Przyczyną takiego stanu rzeczy może być nie tylko wzrost cen, ale także niechęć do zaciskania pasa. Z przeprowadzanej przez ING co kwartał ankiety wynika, że od początku roku odsetek osób, którym udaje się przeznaczyć część miesięcznych dochodów na oszczędności spadł z 44 proc. do niecałych 38 proc. W tym samym czasie przybyło osób, którym pensja (lub inny osiągany dochód) nie starcza do zaspokojenia bieżących potrzeb (zmiana z 33 proc. do 35 proc.) oraz tych, którzy choć wiążą przysłowiowy koniec z końcem, to na oszczędzanie już sobie pozwolić nie mogą (zmiana z 24 proc do ponad 27 proc.).

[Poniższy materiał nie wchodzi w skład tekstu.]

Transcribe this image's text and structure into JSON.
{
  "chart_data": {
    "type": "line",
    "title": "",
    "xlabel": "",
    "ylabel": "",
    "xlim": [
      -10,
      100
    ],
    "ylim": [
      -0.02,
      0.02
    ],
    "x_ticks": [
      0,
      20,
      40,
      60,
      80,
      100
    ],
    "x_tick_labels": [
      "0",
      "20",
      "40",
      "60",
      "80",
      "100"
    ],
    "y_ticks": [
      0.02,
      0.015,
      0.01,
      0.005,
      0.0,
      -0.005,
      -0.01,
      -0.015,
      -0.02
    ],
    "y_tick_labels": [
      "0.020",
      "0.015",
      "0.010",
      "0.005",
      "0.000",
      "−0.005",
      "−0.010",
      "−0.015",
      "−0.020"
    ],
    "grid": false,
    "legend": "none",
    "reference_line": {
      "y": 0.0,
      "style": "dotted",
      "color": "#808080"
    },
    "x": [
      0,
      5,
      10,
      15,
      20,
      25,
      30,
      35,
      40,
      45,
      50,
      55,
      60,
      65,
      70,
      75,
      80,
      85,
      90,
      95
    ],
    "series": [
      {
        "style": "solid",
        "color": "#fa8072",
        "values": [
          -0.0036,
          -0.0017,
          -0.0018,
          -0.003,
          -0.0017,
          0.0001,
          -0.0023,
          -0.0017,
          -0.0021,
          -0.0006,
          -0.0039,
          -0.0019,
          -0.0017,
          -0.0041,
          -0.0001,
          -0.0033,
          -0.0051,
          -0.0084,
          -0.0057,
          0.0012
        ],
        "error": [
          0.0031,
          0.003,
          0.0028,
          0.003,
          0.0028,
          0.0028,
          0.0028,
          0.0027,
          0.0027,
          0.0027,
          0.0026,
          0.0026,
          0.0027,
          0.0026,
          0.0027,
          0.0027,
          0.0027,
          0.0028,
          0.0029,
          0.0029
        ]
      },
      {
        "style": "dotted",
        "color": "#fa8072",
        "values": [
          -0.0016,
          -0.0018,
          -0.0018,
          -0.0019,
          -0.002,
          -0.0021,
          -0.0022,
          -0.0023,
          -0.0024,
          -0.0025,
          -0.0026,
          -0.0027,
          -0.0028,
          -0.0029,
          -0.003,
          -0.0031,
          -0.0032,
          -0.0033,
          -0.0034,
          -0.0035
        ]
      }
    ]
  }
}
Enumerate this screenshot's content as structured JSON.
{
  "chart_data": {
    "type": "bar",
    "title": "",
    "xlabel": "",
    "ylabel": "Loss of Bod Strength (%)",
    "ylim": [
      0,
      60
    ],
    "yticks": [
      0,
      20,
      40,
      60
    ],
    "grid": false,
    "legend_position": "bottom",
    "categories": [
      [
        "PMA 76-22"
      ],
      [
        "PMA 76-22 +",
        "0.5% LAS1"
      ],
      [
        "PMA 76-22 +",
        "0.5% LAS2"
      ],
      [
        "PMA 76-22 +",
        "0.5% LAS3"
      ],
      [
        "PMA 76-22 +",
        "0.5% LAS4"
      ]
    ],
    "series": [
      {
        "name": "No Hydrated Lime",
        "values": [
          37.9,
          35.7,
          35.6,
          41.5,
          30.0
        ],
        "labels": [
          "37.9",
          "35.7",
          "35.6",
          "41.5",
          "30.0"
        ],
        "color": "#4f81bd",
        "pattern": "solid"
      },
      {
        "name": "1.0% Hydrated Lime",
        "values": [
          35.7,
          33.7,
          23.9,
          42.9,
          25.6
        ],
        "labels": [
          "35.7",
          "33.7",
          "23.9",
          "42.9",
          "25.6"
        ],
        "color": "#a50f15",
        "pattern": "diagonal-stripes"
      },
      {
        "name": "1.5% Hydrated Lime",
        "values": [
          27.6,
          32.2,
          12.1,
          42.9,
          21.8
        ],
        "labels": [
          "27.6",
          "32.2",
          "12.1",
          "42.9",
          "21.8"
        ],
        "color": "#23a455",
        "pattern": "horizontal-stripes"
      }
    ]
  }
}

Pierwsza połowa roku upłynęła pod znakiem nasilania się inflacji. Być może to właśnie z tego powodu w kwietniu ubyło oszczędzających. Gdy teraz pytano o to samo, wzrosty cen uspokoiły się, i poprawiły się nastroje konsumentów. Mimo to oszczędzających ubyło.
Spadek udziału osób oszczędzających może więc nie wynikać nie tylko z powodu pogarszających się możliwości oszczędzania, ale też po prostu z braku ochoty na zaciskanie pasa. W tym roku sprzedaż detaliczna rośnie szybciej niż w 2010 r. (w ujęciu realnym, czyli po usunięciu wpływu rosnących cen). O ile w ubiegłym roku wzrosła ona o 3,3 proc. r/r, to w pierwszym kwartale tego roku wzrost wyniósł już 5,3 proc., a w drugim ok. 6,8 proc. (usuwając wpływ żałoby narodowej).
Obecnie, na etapie ożywiania gospodarki, silna skłonność do konsumpcji jest mile widziana. Wspiera wzrost gospodarczy i pomaga rządowi w walce z deficytem budżetowym (przez większe wpływy z VAT-u i akcyzy), chociaż wystawia konsumentów (odkładających oszczędzanie na później) na większe ryzyko w przypadku kolejnych gospodarczych wstrząsów.